In an age that too often passes off legalistic moralism as “The Gospel,” even in supposedly Gospel-centered churches, it’s refreshing to find a source of genuine Law/Gospel preaching. Add to this that the preaching in this case is young, intelligent, hip, and conservative Episcopalian (yes, shocking, I know!), well, it’s worth sharing.
Mockingbird (mbird.com) was born in 2007 in the heart of David Zahl and a couple of his friends as a way to reach disaffected, young, urban hipsters. They not only succeeded, they drew in a few old, rural charismatics too. 😉 The site consists of intriguing writing that covers contemporary culture, events, lit, and music, and it offers some truly excellent preaching podcasts. They even publish a slick quarterly.
Most of all, the Mockingbird crew tackles 21st century life in a way that is astute, grace-filled, humble, and relevant—a combo sorely needed in the modern American church. I’ve found the preaching of Jacob Smith, in particular, to be some of the best I’ve ever heard.
Yes, the writing occasionally strays into East Coast literary journal-like esoterica, and love for certain aspects of culture sometimes exceeds its quota (if you don’t consider Seinfeld genius, well…), but overall, this is a great resource. Nothing thrills me more than to hear other Christians talking about the kinds of topics I tackle here at Cerulean Sanctum. I don’t agree with their take on everything, but even when I don’t, it still gets me thinking—and Gospel-driven thinking in the American Church should be something we celebrate.
2 thoughts on “Plugging Mockingbird”
I’m glad of your post, Dan, especially since I’ve long been a fan of mbird.
However, I do wonder quite what you mean by “East Coast literary journal pretentiousness”…?
(I accept that my ignorance here may be due to the fact that I’m a Brit who has only ever spent four days in the US of A.)
Interesting, Rob. I changed that line several days ago because I thought it might sound too negative. Wondering how you are reading an older version! It now reads “…strays into East Coast literary journal-like esoterica.”
I think the new line captures my feeling better.
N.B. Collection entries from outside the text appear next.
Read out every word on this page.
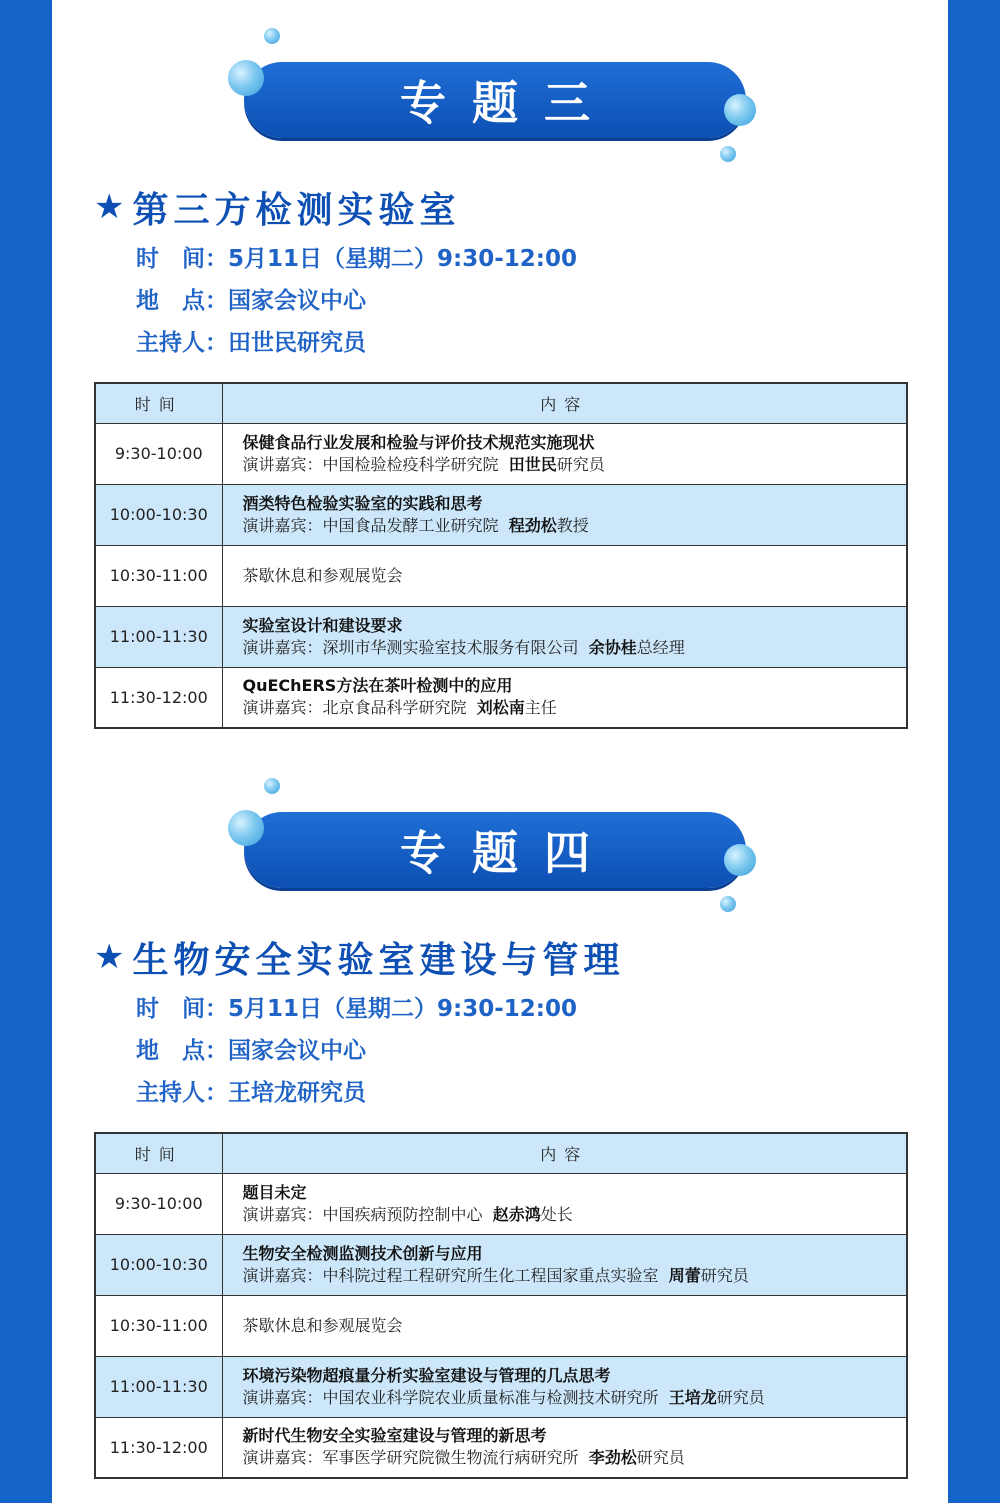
专题三
★ 第三方检测实验室
时　间：5月11日（星期二）9:30-12:00
地　点：国家会议中心
主持人：田世民研究员
时间	内容
9:30-10:00	保健食品行业发展和检验与评价技术规范实施现状
演讲嘉宾：中国检验检疫科学研究院 田世民研究员

10:00-10:30	酒类特色检验实验室的实践和思考
演讲嘉宾：中国食品发酵工业研究院 程劲松教授

10:30-11:00	茶歇休息和参观展览会

11:00-11:30	实验室设计和建设要求
演讲嘉宾：深圳市华测实验室技术服务有限公司 余协桂总经理

11:30-12:00	QuEChERS方法在茶叶检测中的应用
演讲嘉宾：北京食品科学研究院 刘松南主任
专题四
★ 生物安全实验室建设与管理
时　间：5月11日（星期二）9:30-12:00
地　点：国家会议中心
主持人：王培龙研究员
时间	内容
9:30-10:00	题目未定
演讲嘉宾：中国疾病预防控制中心 赵赤鸿处长

10:00-10:30	生物安全检测监测技术创新与应用
演讲嘉宾：中科院过程工程研究所生化工程国家重点实验室 周蕾研究员

10:30-11:00	茶歇休息和参观展览会

11:00-11:30	环境污染物超痕量分析实验室建设与管理的几点思考
演讲嘉宾：中国农业科学院农业质量标准与检测技术研究所 王培龙研究员

11:30-12:00	新时代生物安全实验室建设与管理的新思考
演讲嘉宾：军事医学研究院微生物流行病研究所 李劲松研究员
Some of those journals have a tendency to discuss cultural minutia in a way that distances from those who are not the “in” crowd, who have never discussed the metaphors in a von Trier film or the persistance of memory (or lack thereof) in an Ishiguro novel.
While I believe we Christians in the West need to look at the outliers of culture, we run the risk of being elitist among our brethren if we focus too hard on auteurs who are strangers to the rank and file. We need to be careful that we don’t build a wall and make ourselves out to be a little too hoity-toity.